Confio tudo isto a Maria, que, com o seu rosário, ajudou os nossos mártires a imitarem e anunciarem o seu Filho e a serem intrépidos guardas da sua palavra, como as corajosas mulheres Madalena de Nangasáqui e Marina de Omura. Confio o destino das Filipinas e de toda a Ásia a Maria, rainha do Rosário, que é venerada, com o título de "La Naval", como guarda da liberdade da fé católica.

10. Este é o significado pleno da presente beatificação: Dar ânimo a todos os cristãos do Extremo Oriente e difundir a palavra de Deus (cf. 2Th 3,1). E de modo especial digo isto a vós, Filipinos, que formais a única nação predominantemente católica nesta parte oriental do continente asiático. É convite que torno extensivo também aos outros cristãos das terras vizinhas que rodeiam o Oceano Pacífico, que é como um símbolo da longa busca de Deus descrita por Santa Catarina de Sena: "Um mar profundo, em que quanto mais eu entro, mais encontro; e quanto mais o encontro, tanto mais te busco. Tu és insaciável, porque quando a alma crê saciar-se no teu abismo, não está saciada, permanecendo sempre faminta de ti, sedente de ti, desejosa de ver-te à luz da tua luz" (Dialogue, cap. 167).

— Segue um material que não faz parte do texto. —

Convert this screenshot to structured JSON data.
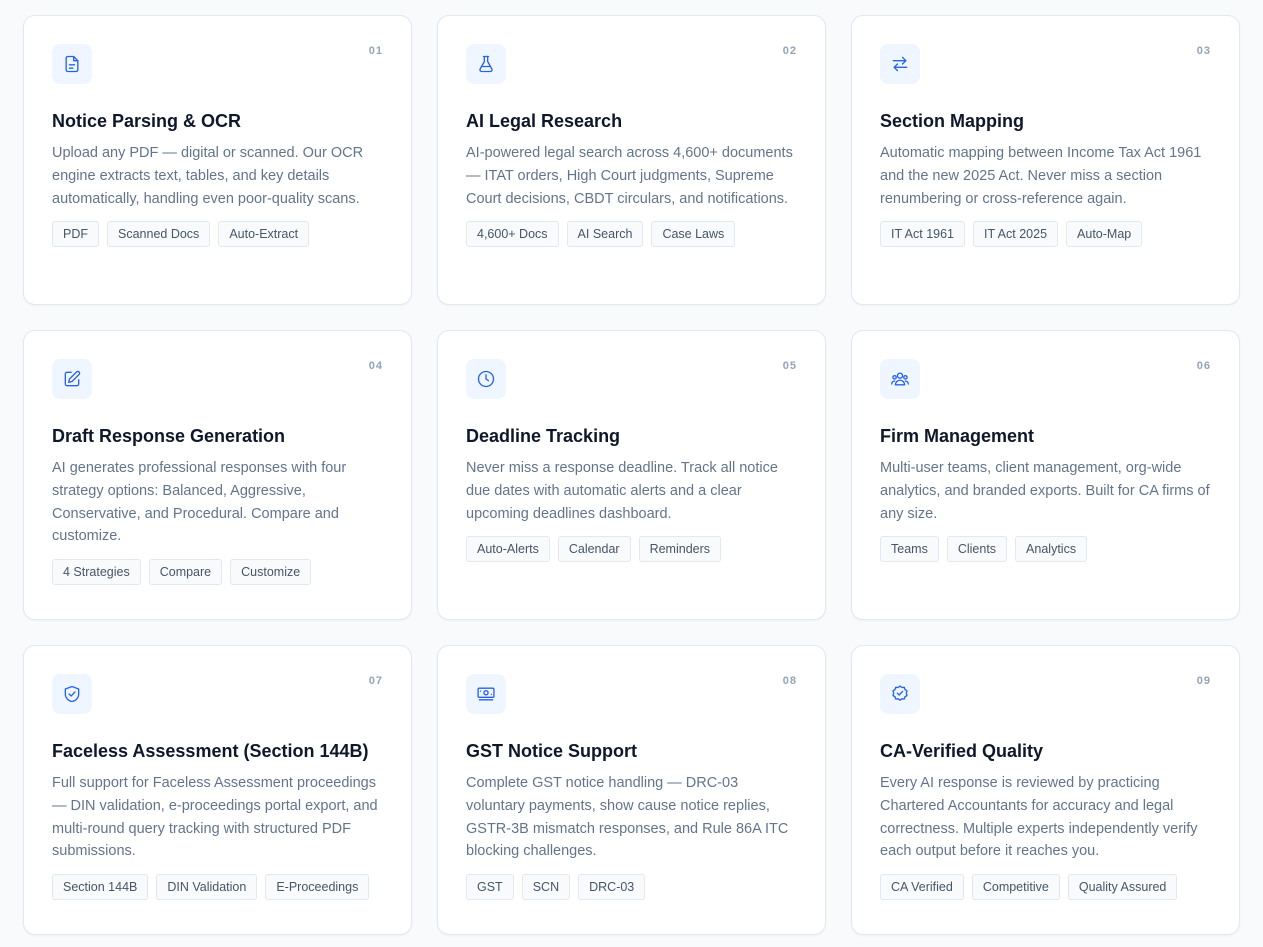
{
  "colors": {
    "accent": "#2563eb",
    "icon_bg": "#eff6ff",
    "title": "#0f172a",
    "muted": "#64748b",
    "number": "#94a3b8"
  },
  "features": [
    {
      "num": "01",
      "icon": "document-icon",
      "title": "Notice Parsing & OCR",
      "desc": "Upload any PDF — digital or scanned. Our OCR engine extracts text, tables, and key details automatically, handling even poor-quality scans.",
      "tags": [
        "PDF",
        "Scanned Docs",
        "Auto-Extract"
      ]
    },
    {
      "num": "02",
      "icon": "flask-icon",
      "title": "AI Legal Research",
      "desc": "AI-powered legal search across 4,600+ documents — ITAT orders, High Court judgments, Supreme Court decisions, CBDT circulars, and notifications.",
      "tags": [
        "4,600+ Docs",
        "AI Search",
        "Case Laws"
      ]
    },
    {
      "num": "03",
      "icon": "swap-arrows-icon",
      "title": "Section Mapping",
      "desc": "Automatic mapping between Income Tax Act 1961 and the new 2025 Act. Never miss a section renumbering or cross-reference again.",
      "tags": [
        "IT Act 1961",
        "IT Act 2025",
        "Auto-Map"
      ]
    },
    {
      "num": "04",
      "icon": "pencil-square-icon",
      "title": "Draft Response Generation",
      "desc": "AI generates professional responses with four strategy options: Balanced, Aggressive, Conservative, and Procedural. Compare and customize.",
      "tags": [
        "4 Strategies",
        "Compare",
        "Customize"
      ]
    },
    {
      "num": "05",
      "icon": "clock-icon",
      "title": "Deadline Tracking",
      "desc": "Never miss a response deadline. Track all notice due dates with automatic alerts and a clear upcoming deadlines dashboard.",
      "tags": [
        "Auto-Alerts",
        "Calendar",
        "Reminders"
      ]
    },
    {
      "num": "06",
      "icon": "users-group-icon",
      "title": "Firm Management",
      "desc": "Multi-user teams, client management, org-wide analytics, and branded exports. Built for CA firms of any size.",
      "tags": [
        "Teams",
        "Clients",
        "Analytics"
      ]
    },
    {
      "num": "07",
      "icon": "shield-check-icon",
      "title": "Faceless Assessment (Section 144B)",
      "desc": "Full support for Faceless Assessment proceedings — DIN validation, e-proceedings portal export, and multi-round query tracking with structured PDF submissions.",
      "tags": [
        "Section 144B",
        "DIN Validation",
        "E-Proceedings"
      ]
    },
    {
      "num": "08",
      "icon": "banknotes-icon",
      "title": "GST Notice Support",
      "desc": "Complete GST notice handling — DRC-03 voluntary payments, show cause notice replies, GSTR-3B mismatch responses, and Rule 86A ITC blocking challenges.",
      "tags": [
        "GST",
        "SCN",
        "DRC-03"
      ]
    },
    {
      "num": "09",
      "icon": "badge-check-icon",
      "title": "CA-Verified Quality",
      "desc": "Every AI response is reviewed by practicing Chartered Accountants for accuracy and legal correctness. Multiple experts independently verify each output before it reaches you.",
      "tags": [
        "CA Verified",
        "Competitive",
        "Quality Assured"
      ]
    }
  ]
}
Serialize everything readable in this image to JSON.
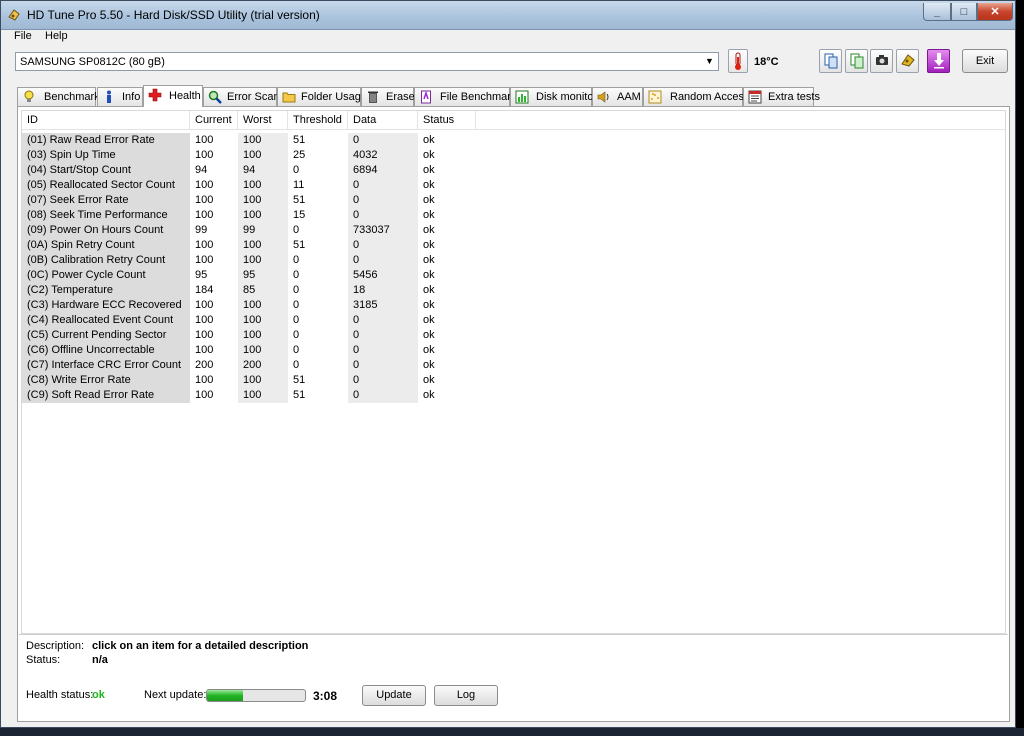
{
  "window": {
    "title": "HD Tune Pro 5.50 - Hard Disk/SSD Utility (trial version)",
    "minimize": "_",
    "maximize": "□",
    "close": "✕"
  },
  "menu": {
    "file": "File",
    "help": "Help"
  },
  "drive": {
    "selected": "SAMSUNG SP0812C (80 gB)",
    "temperature": "18°C"
  },
  "exit_label": "Exit",
  "tabs": [
    {
      "label": "Benchmark",
      "icon": "lightbulb-icon"
    },
    {
      "label": "Info",
      "icon": "info-icon"
    },
    {
      "label": "Health",
      "icon": "red-cross-icon"
    },
    {
      "label": "Error Scan",
      "icon": "magnifier-icon"
    },
    {
      "label": "Folder Usage",
      "icon": "folder-icon"
    },
    {
      "label": "Erase",
      "icon": "trash-icon"
    },
    {
      "label": "File Benchmark",
      "icon": "file-benchmark-icon"
    },
    {
      "label": "Disk monitor",
      "icon": "disk-monitor-icon"
    },
    {
      "label": "AAM",
      "icon": "speaker-icon"
    },
    {
      "label": "Random Access",
      "icon": "random-access-icon"
    },
    {
      "label": "Extra tests",
      "icon": "extra-tests-icon"
    }
  ],
  "health": {
    "columns": [
      "ID",
      "Current",
      "Worst",
      "Threshold",
      "Data",
      "Status"
    ],
    "rows": [
      [
        "(01) Raw Read Error Rate",
        "100",
        "100",
        "51",
        "0",
        "ok"
      ],
      [
        "(03) Spin Up Time",
        "100",
        "100",
        "25",
        "4032",
        "ok"
      ],
      [
        "(04) Start/Stop Count",
        "94",
        "94",
        "0",
        "6894",
        "ok"
      ],
      [
        "(05) Reallocated Sector Count",
        "100",
        "100",
        "11",
        "0",
        "ok"
      ],
      [
        "(07) Seek Error Rate",
        "100",
        "100",
        "51",
        "0",
        "ok"
      ],
      [
        "(08) Seek Time Performance",
        "100",
        "100",
        "15",
        "0",
        "ok"
      ],
      [
        "(09) Power On Hours Count",
        "99",
        "99",
        "0",
        "733037",
        "ok"
      ],
      [
        "(0A) Spin Retry Count",
        "100",
        "100",
        "51",
        "0",
        "ok"
      ],
      [
        "(0B) Calibration Retry Count",
        "100",
        "100",
        "0",
        "0",
        "ok"
      ],
      [
        "(0C) Power Cycle Count",
        "95",
        "95",
        "0",
        "5456",
        "ok"
      ],
      [
        "(C2) Temperature",
        "184",
        "85",
        "0",
        "18",
        "ok"
      ],
      [
        "(C3) Hardware ECC Recovered",
        "100",
        "100",
        "0",
        "3185",
        "ok"
      ],
      [
        "(C4) Reallocated Event Count",
        "100",
        "100",
        "0",
        "0",
        "ok"
      ],
      [
        "(C5) Current Pending Sector",
        "100",
        "100",
        "0",
        "0",
        "ok"
      ],
      [
        "(C6) Offline Uncorrectable",
        "100",
        "100",
        "0",
        "0",
        "ok"
      ],
      [
        "(C7) Interface CRC Error Count",
        "200",
        "200",
        "0",
        "0",
        "ok"
      ],
      [
        "(C8) Write Error Rate",
        "100",
        "100",
        "51",
        "0",
        "ok"
      ],
      [
        "(C9) Soft Read Error Rate",
        "100",
        "100",
        "51",
        "0",
        "ok"
      ]
    ]
  },
  "details": {
    "description_label": "Description:",
    "description_value": "click on an item for a detailed description",
    "status_label": "Status:",
    "status_value": "n/a"
  },
  "footer": {
    "health_status_label": "Health status:",
    "health_status_value": "ok",
    "next_update_label": "Next update:",
    "next_update_progress": 0.37,
    "next_update_time": "3:08",
    "update_button": "Update",
    "log_button": "Log"
  }
}
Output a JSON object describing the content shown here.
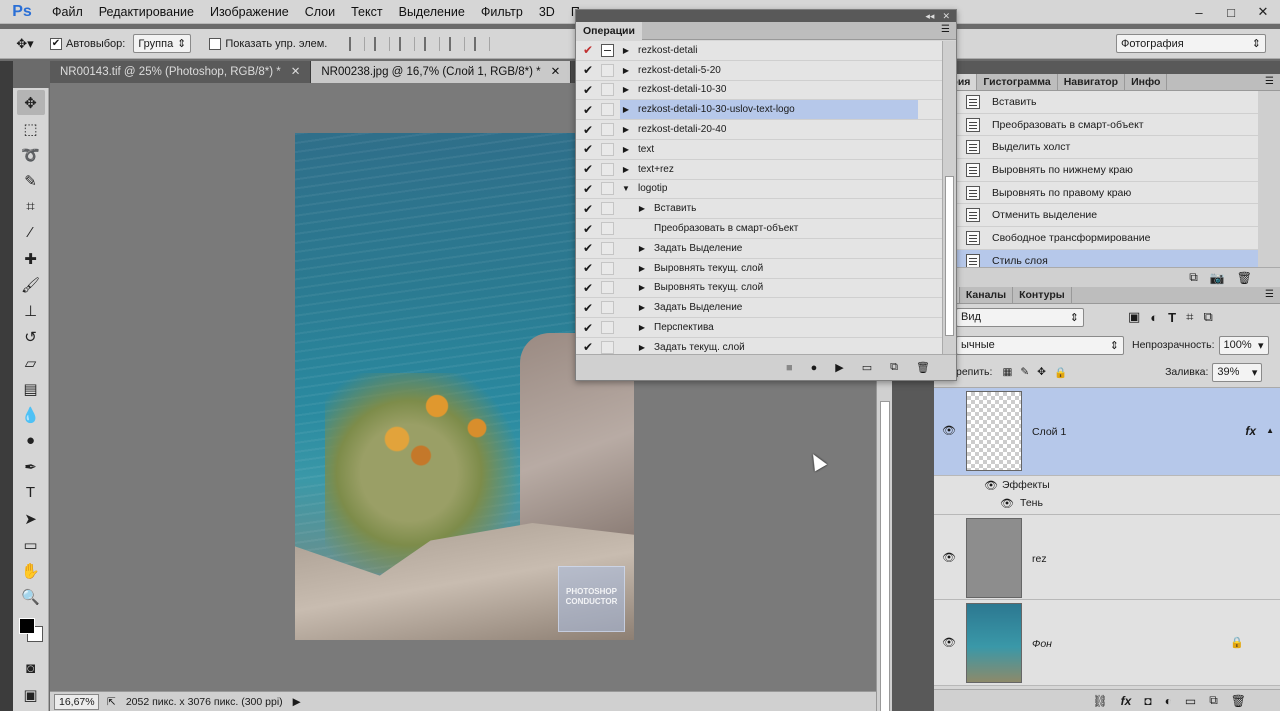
{
  "app": {
    "logo": "Ps",
    "menu": [
      "Файл",
      "Редактирование",
      "Изображение",
      "Слои",
      "Текст",
      "Выделение",
      "Фильтр",
      "3D",
      "Пр"
    ],
    "window_controls": [
      "–",
      "□",
      "✕"
    ]
  },
  "options_bar": {
    "auto_select_label": "Автовыбор:",
    "auto_select_checked": true,
    "auto_select_mode": "Группа",
    "show_transform_label": "Показать упр. элем.",
    "show_transform_checked": false,
    "workspace": "Фотография"
  },
  "doc_tabs": [
    {
      "label": "NR00143.tif @ 25% (Photoshop, RGB/8*) *",
      "active": false
    },
    {
      "label": "NR00238.jpg @ 16,7% (Слой 1, RGB/8*) *",
      "active": true
    }
  ],
  "canvas": {
    "watermark_text": "PHOTOSHOP CONDUCTOR"
  },
  "status_bar": {
    "zoom": "16,67%",
    "doc_info": "2052 пикс. x 3076 пикс. (300 ppi)"
  },
  "actions_panel": {
    "tab_label": "Операции",
    "items": [
      {
        "label": "rezkost-detali",
        "level": 1,
        "expanded": false,
        "checked": true,
        "check_color": "red",
        "dialog": true
      },
      {
        "label": "rezkost-detali-5-20",
        "level": 1,
        "expanded": false,
        "checked": true
      },
      {
        "label": "rezkost-detali-10-30",
        "level": 1,
        "expanded": false,
        "checked": true
      },
      {
        "label": "rezkost-detali-10-30-uslov-text-logo",
        "level": 1,
        "expanded": false,
        "checked": true,
        "selected": true
      },
      {
        "label": "rezkost-detali-20-40",
        "level": 1,
        "expanded": false,
        "checked": true
      },
      {
        "label": "text",
        "level": 1,
        "expanded": false,
        "checked": true
      },
      {
        "label": "text+rez",
        "level": 1,
        "expanded": false,
        "checked": true
      },
      {
        "label": "logotip",
        "level": 1,
        "expanded": true,
        "checked": true
      },
      {
        "label": "Вставить",
        "level": 2,
        "expanded": false,
        "checked": true,
        "has_children": true
      },
      {
        "label": "Преобразовать в смарт-объект",
        "level": 2,
        "checked": true,
        "has_children": false
      },
      {
        "label": "Задать Выделение",
        "level": 2,
        "checked": true,
        "has_children": true
      },
      {
        "label": "Выровнять текущ. слой",
        "level": 2,
        "checked": true,
        "has_children": true
      },
      {
        "label": "Выровнять текущ. слой",
        "level": 2,
        "checked": true,
        "has_children": true
      },
      {
        "label": "Задать Выделение",
        "level": 2,
        "checked": true,
        "has_children": true
      },
      {
        "label": "Перспектива",
        "level": 2,
        "checked": true,
        "has_children": true
      },
      {
        "label": "Задать текущ. слой",
        "level": 2,
        "checked": true,
        "has_children": true
      }
    ]
  },
  "history_panel": {
    "tabs": [
      "тория",
      "Гистограмма",
      "Навигатор",
      "Инфо"
    ],
    "items": [
      {
        "label": "Вставить",
        "selected": false
      },
      {
        "label": "Преобразовать в смарт-объект",
        "selected": false
      },
      {
        "label": "Выделить холст",
        "selected": false
      },
      {
        "label": "Выровнять по нижнему краю",
        "selected": false
      },
      {
        "label": "Выровнять по правому краю",
        "selected": false
      },
      {
        "label": "Отменить выделение",
        "selected": false
      },
      {
        "label": "Свободное трансформирование",
        "selected": false
      },
      {
        "label": "Стиль слоя",
        "selected": true
      }
    ]
  },
  "layers_panel": {
    "tabs": [
      "ои",
      "Каналы",
      "Контуры"
    ],
    "filter_kind": "Вид",
    "blend_mode": "ычные",
    "opacity_label": "Непрозрачность:",
    "opacity_value": "100%",
    "lock_label": "репить:",
    "fill_label": "Заливка:",
    "fill_value": "39%",
    "layers": [
      {
        "name": "Слой 1",
        "selected": true,
        "visible": true,
        "has_fx": true,
        "fx_label": "fx",
        "effects_label": "Эффекты",
        "effect_items": [
          "Тень"
        ]
      },
      {
        "name": "rez",
        "selected": false,
        "visible": true
      },
      {
        "name": "Фон",
        "selected": false,
        "visible": true,
        "locked": true
      }
    ]
  }
}
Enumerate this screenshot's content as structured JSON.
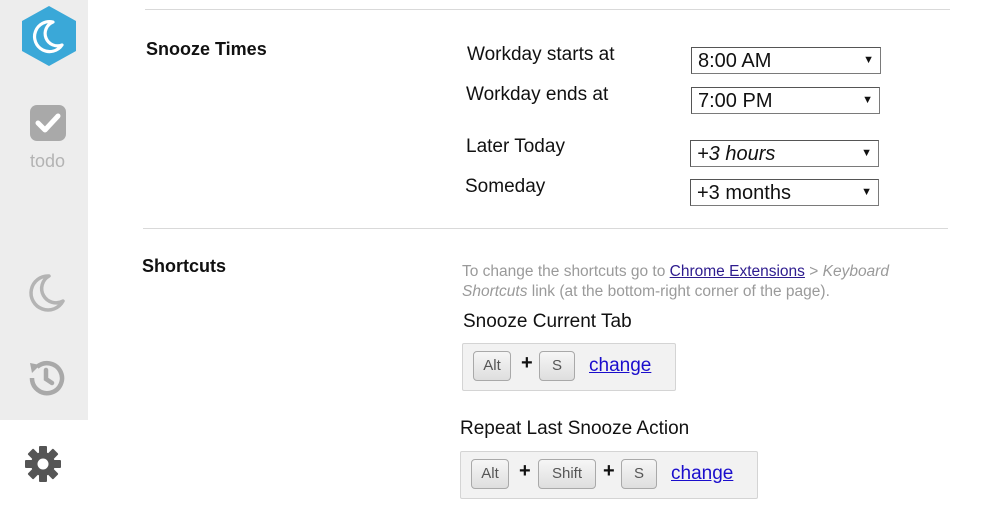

Amadíssimos filhos: no meio dos esforços necessários para a nossa vida cristã e para a difusão da luz de Cristo em toda a Ásia e no mundo inteiro, olhamos hoje para estes zelosos mártires que nos inspiram profunda segurança e viva esperança quando nos dizem: "Em tudo isto somos nós mais do que vencedores, por motivo daquele que nos amou" (Rm 8,37). E este é o mistério que nós celebramos hoje: o amor de Jesus Cristo, que é a luz do mundo. Amém.

(Em espanhol)

Nesta cerimónia da beatificação do primeiro mártir filipino e dos outros quinze seus irmãos que deram a vida pela fé em Cristo, quero recordar na sua própria língua os quatro mártires espanhóis Domingos Ibáñez de Erquícia, Lucas Alonso, António González e Miguel de Aozaraza.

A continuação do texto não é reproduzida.